Assured AI is critical to ensuring autonomous systems can be trusted to perform as intended, alone and as part of a team. They must perceive, decide, act, and learn as intended, cause no harm externally, and not be vulnerable to malicious interference. Based on feedback, some autonomous systems learn from their experiences, modify their own logic to achieve better results, and improve their capabilities. Consequently, AI software and their underlying hardware systems cannot be tested explicitly for all possible configurations and circumstances. Yet these systems are expected to perform reasonably under all circumstances and contexts. In addition, these algorithms are expected to be transparent and explainable to increase their trust level. New techniques are needed to ensure AI-enabled autonomous systems function as intended and explain their actions and conclusions. Furthermore, because these systems may easily be deceived with cleverly manipulated input data, new techniques are needed to ensure autonomous systems are resilient and resistant to malicious deception and spoofing.
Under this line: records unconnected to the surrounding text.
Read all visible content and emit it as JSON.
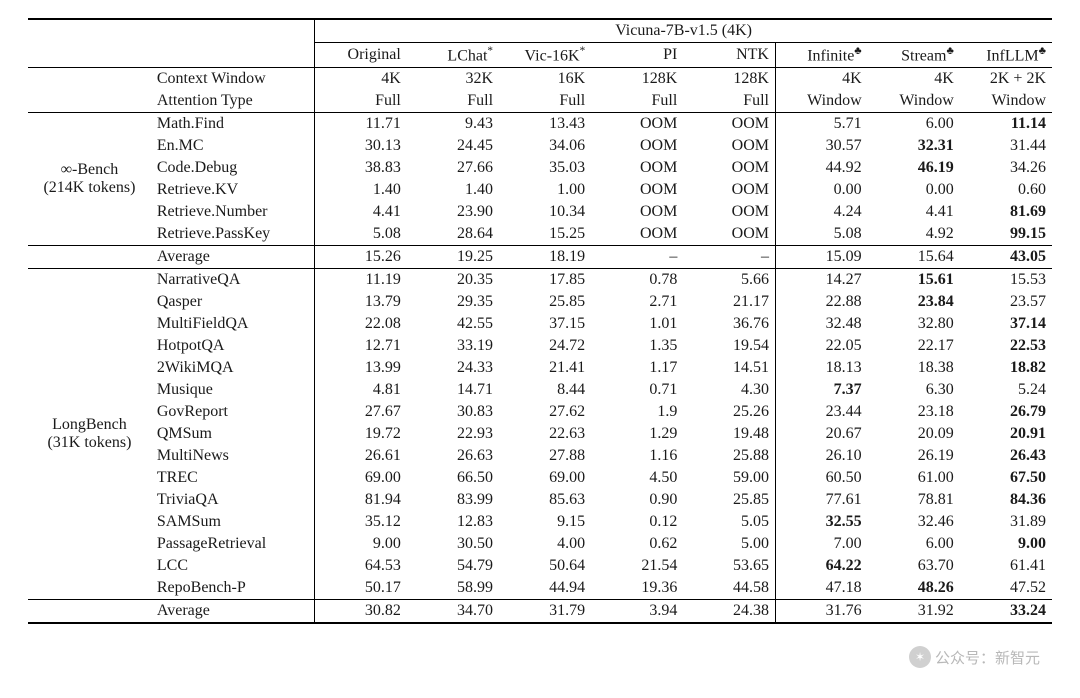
{
  "header": {
    "model": "Vicuna-7B-v1.5 (4K)",
    "columns": [
      "Original",
      "LChat*",
      "Vic-16K*",
      "PI",
      "NTK",
      "Infinite♣",
      "Stream♣",
      "InfLLM♣"
    ]
  },
  "specs": {
    "context_label": "Context Window",
    "attention_label": "Attention Type",
    "context": [
      "4K",
      "32K",
      "16K",
      "128K",
      "128K",
      "4K",
      "4K",
      "2K + 2K"
    ],
    "attention": [
      "Full",
      "Full",
      "Full",
      "Full",
      "Full",
      "Window",
      "Window",
      "Window"
    ]
  },
  "groups": [
    {
      "name": "∞-Bench",
      "sub": "(214K tokens)",
      "rows": [
        {
          "label": "Math.Find",
          "vals": [
            "11.71",
            "9.43",
            "13.43",
            "OOM",
            "OOM",
            "5.71",
            "6.00",
            "11.14"
          ],
          "bold": [
            7
          ]
        },
        {
          "label": "En.MC",
          "vals": [
            "30.13",
            "24.45",
            "34.06",
            "OOM",
            "OOM",
            "30.57",
            "32.31",
            "31.44"
          ],
          "bold": [
            6
          ]
        },
        {
          "label": "Code.Debug",
          "vals": [
            "38.83",
            "27.66",
            "35.03",
            "OOM",
            "OOM",
            "44.92",
            "46.19",
            "34.26"
          ],
          "bold": [
            6
          ]
        },
        {
          "label": "Retrieve.KV",
          "vals": [
            "1.40",
            "1.40",
            "1.00",
            "OOM",
            "OOM",
            "0.00",
            "0.00",
            "0.60"
          ],
          "bold": []
        },
        {
          "label": "Retrieve.Number",
          "vals": [
            "4.41",
            "23.90",
            "10.34",
            "OOM",
            "OOM",
            "4.24",
            "4.41",
            "81.69"
          ],
          "bold": [
            7
          ]
        },
        {
          "label": "Retrieve.PassKey",
          "vals": [
            "5.08",
            "28.64",
            "15.25",
            "OOM",
            "OOM",
            "5.08",
            "4.92",
            "99.15"
          ],
          "bold": [
            7
          ]
        }
      ],
      "average": {
        "label": "Average",
        "vals": [
          "15.26",
          "19.25",
          "18.19",
          "–",
          "–",
          "15.09",
          "15.64",
          "43.05"
        ],
        "bold": [
          7
        ]
      }
    },
    {
      "name": "LongBench",
      "sub": "(31K tokens)",
      "rows": [
        {
          "label": "NarrativeQA",
          "vals": [
            "11.19",
            "20.35",
            "17.85",
            "0.78",
            "5.66",
            "14.27",
            "15.61",
            "15.53"
          ],
          "bold": [
            6
          ]
        },
        {
          "label": "Qasper",
          "vals": [
            "13.79",
            "29.35",
            "25.85",
            "2.71",
            "21.17",
            "22.88",
            "23.84",
            "23.57"
          ],
          "bold": [
            6
          ]
        },
        {
          "label": "MultiFieldQA",
          "vals": [
            "22.08",
            "42.55",
            "37.15",
            "1.01",
            "36.76",
            "32.48",
            "32.80",
            "37.14"
          ],
          "bold": [
            7
          ]
        },
        {
          "label": "HotpotQA",
          "vals": [
            "12.71",
            "33.19",
            "24.72",
            "1.35",
            "19.54",
            "22.05",
            "22.17",
            "22.53"
          ],
          "bold": [
            7
          ]
        },
        {
          "label": "2WikiMQA",
          "vals": [
            "13.99",
            "24.33",
            "21.41",
            "1.17",
            "14.51",
            "18.13",
            "18.38",
            "18.82"
          ],
          "bold": [
            7
          ]
        },
        {
          "label": "Musique",
          "vals": [
            "4.81",
            "14.71",
            "8.44",
            "0.71",
            "4.30",
            "7.37",
            "6.30",
            "5.24"
          ],
          "bold": [
            5
          ]
        },
        {
          "label": "GovReport",
          "vals": [
            "27.67",
            "30.83",
            "27.62",
            "1.9",
            "25.26",
            "23.44",
            "23.18",
            "26.79"
          ],
          "bold": [
            7
          ]
        },
        {
          "label": "QMSum",
          "vals": [
            "19.72",
            "22.93",
            "22.63",
            "1.29",
            "19.48",
            "20.67",
            "20.09",
            "20.91"
          ],
          "bold": [
            7
          ]
        },
        {
          "label": "MultiNews",
          "vals": [
            "26.61",
            "26.63",
            "27.88",
            "1.16",
            "25.88",
            "26.10",
            "26.19",
            "26.43"
          ],
          "bold": [
            7
          ]
        },
        {
          "label": "TREC",
          "vals": [
            "69.00",
            "66.50",
            "69.00",
            "4.50",
            "59.00",
            "60.50",
            "61.00",
            "67.50"
          ],
          "bold": [
            7
          ]
        },
        {
          "label": "TriviaQA",
          "vals": [
            "81.94",
            "83.99",
            "85.63",
            "0.90",
            "25.85",
            "77.61",
            "78.81",
            "84.36"
          ],
          "bold": [
            7
          ]
        },
        {
          "label": "SAMSum",
          "vals": [
            "35.12",
            "12.83",
            "9.15",
            "0.12",
            "5.05",
            "32.55",
            "32.46",
            "31.89"
          ],
          "bold": [
            5
          ]
        },
        {
          "label": "PassageRetrieval",
          "vals": [
            "9.00",
            "30.50",
            "4.00",
            "0.62",
            "5.00",
            "7.00",
            "6.00",
            "9.00"
          ],
          "bold": [
            7
          ]
        },
        {
          "label": "LCC",
          "vals": [
            "64.53",
            "54.79",
            "50.64",
            "21.54",
            "53.65",
            "64.22",
            "63.70",
            "61.41"
          ],
          "bold": [
            5
          ]
        },
        {
          "label": "RepoBench-P",
          "vals": [
            "50.17",
            "58.99",
            "44.94",
            "19.36",
            "44.58",
            "47.18",
            "48.26",
            "47.52"
          ],
          "bold": [
            6
          ]
        }
      ],
      "average": {
        "label": "Average",
        "vals": [
          "30.82",
          "34.70",
          "31.79",
          "3.94",
          "24.38",
          "31.76",
          "31.92",
          "33.24"
        ],
        "bold": [
          7
        ]
      }
    }
  ],
  "watermark": {
    "icon": "wx",
    "text": "公众号：新智元"
  }
}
Autonomous algorithms must be repeatable, verifiable, and unbiased. Algorithms may initially appear to perform well in limited contexts; however, they may not perform as intended when trying to validate and verify autonomous systems in broader contexts. Ultimately, assurance is achieved when the algorithms work in a repeatable and verifiable fashion without unintended biases in all the contexts for which they were designed to operate. New techniques are needed to ensure AI algorithms are validated, verified, and unbiased.